Não resistimos, mesmo que seja
recebida com alfinetes, em citar a imensurável Mary Karr (1955). Sulista quanto
texana, poderia se dizer — e com razão — que seu trabalho se encaixa um pouco
na tradição sulista, dado sua prolífica obra poética. Mas quem já tenha desfrutado
à vontade de The Liars’s Club ou Lit sabe que quem cresceu entre
cobras, furacões, plataformas de petróleo e bastardos pode figurar onde quiser.
E são muitas, sua história e sua vida, sulista e gótica, ao mesmo tempo.
Dois perfis rápidos para concluir:
Jesmyn Ward (1977) e April Ayers Lawson (1979), não sei se as duas se conhecem,
mas deveriam. Ward já recebeu vários prêmios como o National Book Award, mas
devemos insistir: Sing, Unburied, Sing é uma atualização suculenta do
gótico sulista que ressoa com Welty, O’Connor e o melhor de tudo: com Jesmyn
Ward. Uma narradora que escava entre órfãos, racismo, solidão e a miséria
moral.

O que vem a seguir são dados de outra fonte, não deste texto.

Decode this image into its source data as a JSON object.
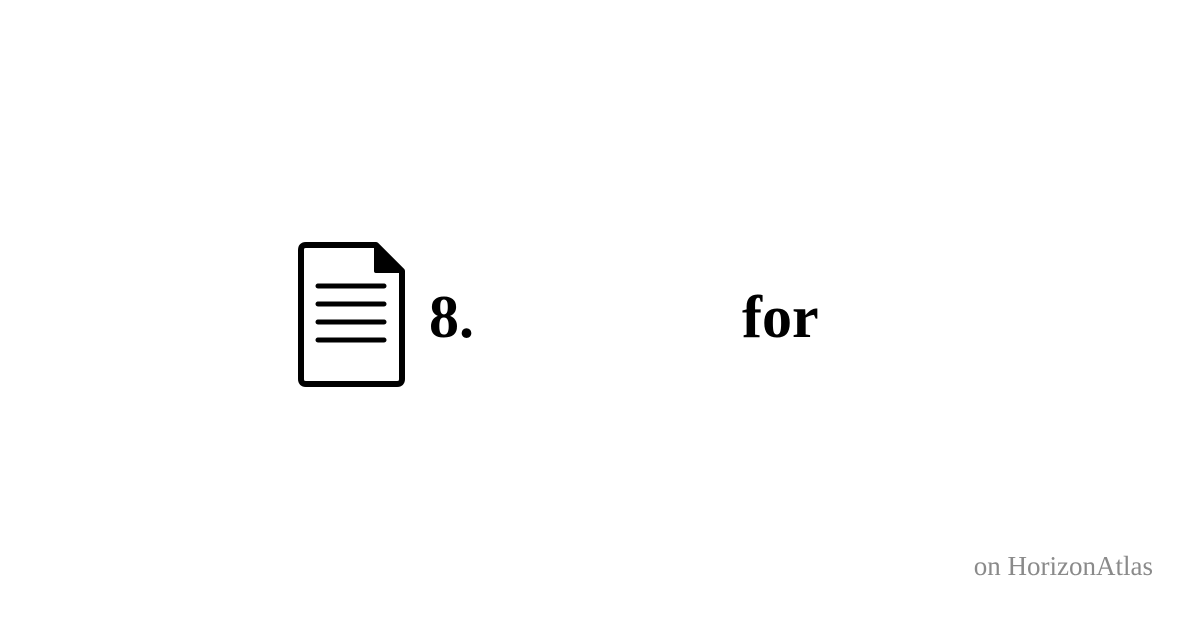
{
  "icon": {
    "name": "document-icon"
  },
  "title": {
    "number": "8.",
    "word": "for"
  },
  "footer": {
    "brand_text": "on HorizonAtlas"
  },
  "colors": {
    "background": "#ffffff",
    "text": "#000000",
    "footer_text": "#8a8a8a"
  }
}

Drogas, câncer, fumo de mascar, uma estrada — tem tudo para doer como um
soco na mandíbula. Mais delicada — o que não é quer dizer sutil — é a estreia
de April Ayers Lawson, Virgin and Other Stories, uma antologia de contos
que é introduzida na tradição sulista por seu aspecto menos óbvio: sexo, Deus e
repressão. É diferente, fresco, é gótico do sul com smartphones.

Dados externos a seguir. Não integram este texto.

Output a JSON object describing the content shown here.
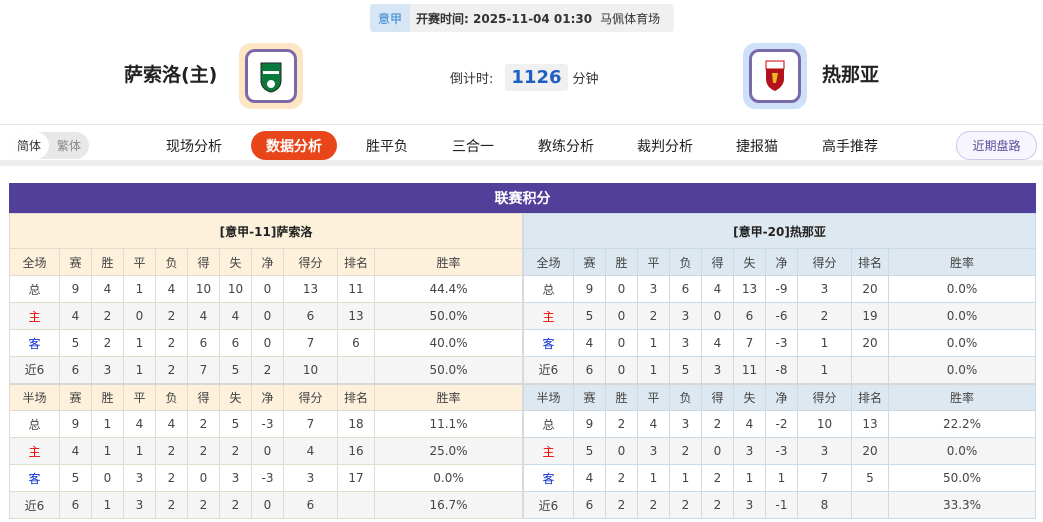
{
  "header": {
    "league": "意甲",
    "kickoff": "开赛时间: 2025-11-04 01:30",
    "venue": "马佩体育场",
    "home_team": "萨索洛(主)",
    "away_team": "热那亚",
    "countdown_label": "倒计时:",
    "countdown_value": "1126",
    "countdown_unit": "分钟"
  },
  "nav": {
    "lang": [
      "简体",
      "繁体"
    ],
    "items": [
      "现场分析",
      "数据分析",
      "胜平负",
      "三合一",
      "教练分析",
      "裁判分析",
      "捷报猫",
      "高手推荐"
    ],
    "active": "数据分析",
    "recent": "近期盘路"
  },
  "colors": {
    "accent": "#e8461a",
    "panel": "#523f9a"
  },
  "standings": {
    "title": "联赛积分",
    "full_headers": [
      "全场",
      "赛",
      "胜",
      "平",
      "负",
      "得",
      "失",
      "净",
      "得分",
      "排名",
      "胜率"
    ],
    "half_headers": [
      "半场",
      "赛",
      "胜",
      "平",
      "负",
      "得",
      "失",
      "净",
      "得分",
      "排名",
      "胜率"
    ],
    "home": {
      "title": "[意甲-11]萨索洛",
      "full": [
        [
          "总",
          "9",
          "4",
          "1",
          "4",
          "10",
          "10",
          "0",
          "13",
          "11",
          "44.4%"
        ],
        [
          "主",
          "4",
          "2",
          "0",
          "2",
          "4",
          "4",
          "0",
          "6",
          "13",
          "50.0%"
        ],
        [
          "客",
          "5",
          "2",
          "1",
          "2",
          "6",
          "6",
          "0",
          "7",
          "6",
          "40.0%"
        ],
        [
          "近6",
          "6",
          "3",
          "1",
          "2",
          "7",
          "5",
          "2",
          "10",
          "",
          "50.0%"
        ]
      ],
      "half": [
        [
          "总",
          "9",
          "1",
          "4",
          "4",
          "2",
          "5",
          "-3",
          "7",
          "18",
          "11.1%"
        ],
        [
          "主",
          "4",
          "1",
          "1",
          "2",
          "2",
          "2",
          "0",
          "4",
          "16",
          "25.0%"
        ],
        [
          "客",
          "5",
          "0",
          "3",
          "2",
          "0",
          "3",
          "-3",
          "3",
          "17",
          "0.0%"
        ],
        [
          "近6",
          "6",
          "1",
          "3",
          "2",
          "2",
          "2",
          "0",
          "6",
          "",
          "16.7%"
        ]
      ]
    },
    "away": {
      "title": "[意甲-20]热那亚",
      "full": [
        [
          "总",
          "9",
          "0",
          "3",
          "6",
          "4",
          "13",
          "-9",
          "3",
          "20",
          "0.0%"
        ],
        [
          "主",
          "5",
          "0",
          "2",
          "3",
          "0",
          "6",
          "-6",
          "2",
          "19",
          "0.0%"
        ],
        [
          "客",
          "4",
          "0",
          "1",
          "3",
          "4",
          "7",
          "-3",
          "1",
          "20",
          "0.0%"
        ],
        [
          "近6",
          "6",
          "0",
          "1",
          "5",
          "3",
          "11",
          "-8",
          "1",
          "",
          "0.0%"
        ]
      ],
      "half": [
        [
          "总",
          "9",
          "2",
          "4",
          "3",
          "2",
          "4",
          "-2",
          "10",
          "13",
          "22.2%"
        ],
        [
          "主",
          "5",
          "0",
          "3",
          "2",
          "0",
          "3",
          "-3",
          "3",
          "20",
          "0.0%"
        ],
        [
          "客",
          "4",
          "2",
          "1",
          "1",
          "2",
          "1",
          "1",
          "7",
          "5",
          "50.0%"
        ],
        [
          "近6",
          "6",
          "2",
          "2",
          "2",
          "2",
          "3",
          "-1",
          "8",
          "",
          "33.3%"
        ]
      ]
    }
  }
}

Por agora é suficiente essa
mistura impossível de vivas e mortas, loucas e neuróticas, escritoras com o Sul
embutido em suas entranhas e esperamos que sirva para que da próxima vez que pensar
em uma senhora sulista, não resmungue “Srta. Scarlet”, nem muito menos apelar
ao ideal daquelas “magnólias de aço” que parecem frágeis. Elas, como disse o
próprio Faulkner, “são capazes de enfrentar tudo porque têm o sentido
suficiente para saber que o que se deve fazer com as tristezas e as
preocupações é considerá-las até a saciedade, percorrê-las de uma parte a
outra, até chegar ao outro lado delas e perdê-las de vista”. Também escrevê-las,
Faulkner.
Notas
1 Sobre o costume de chamar sua
literatura de “grotesca”, O’Connor escreveu um ensaio extremamente
interessante: “Some Aspects of the Grotesque in Southern Fiction”. Um trecho: “Sempre
que me perguntam por que escritores sulistas em particular tendem a escrever
sobre freaks, digo que é porque ainda temos a capacidade de
reconhecê-los.”
2 O vídeo está disponível aqui.
Chama-se “Do You Reverse?” Flannery O’Connor tinha seis anos e a produtora de
cinema mudo Pathé News foi à sua fazenda para filmar a galinha.
* Este texto é a tradução de “Narradoras del Sur salvaje”, publicado aqui, em Jot Down.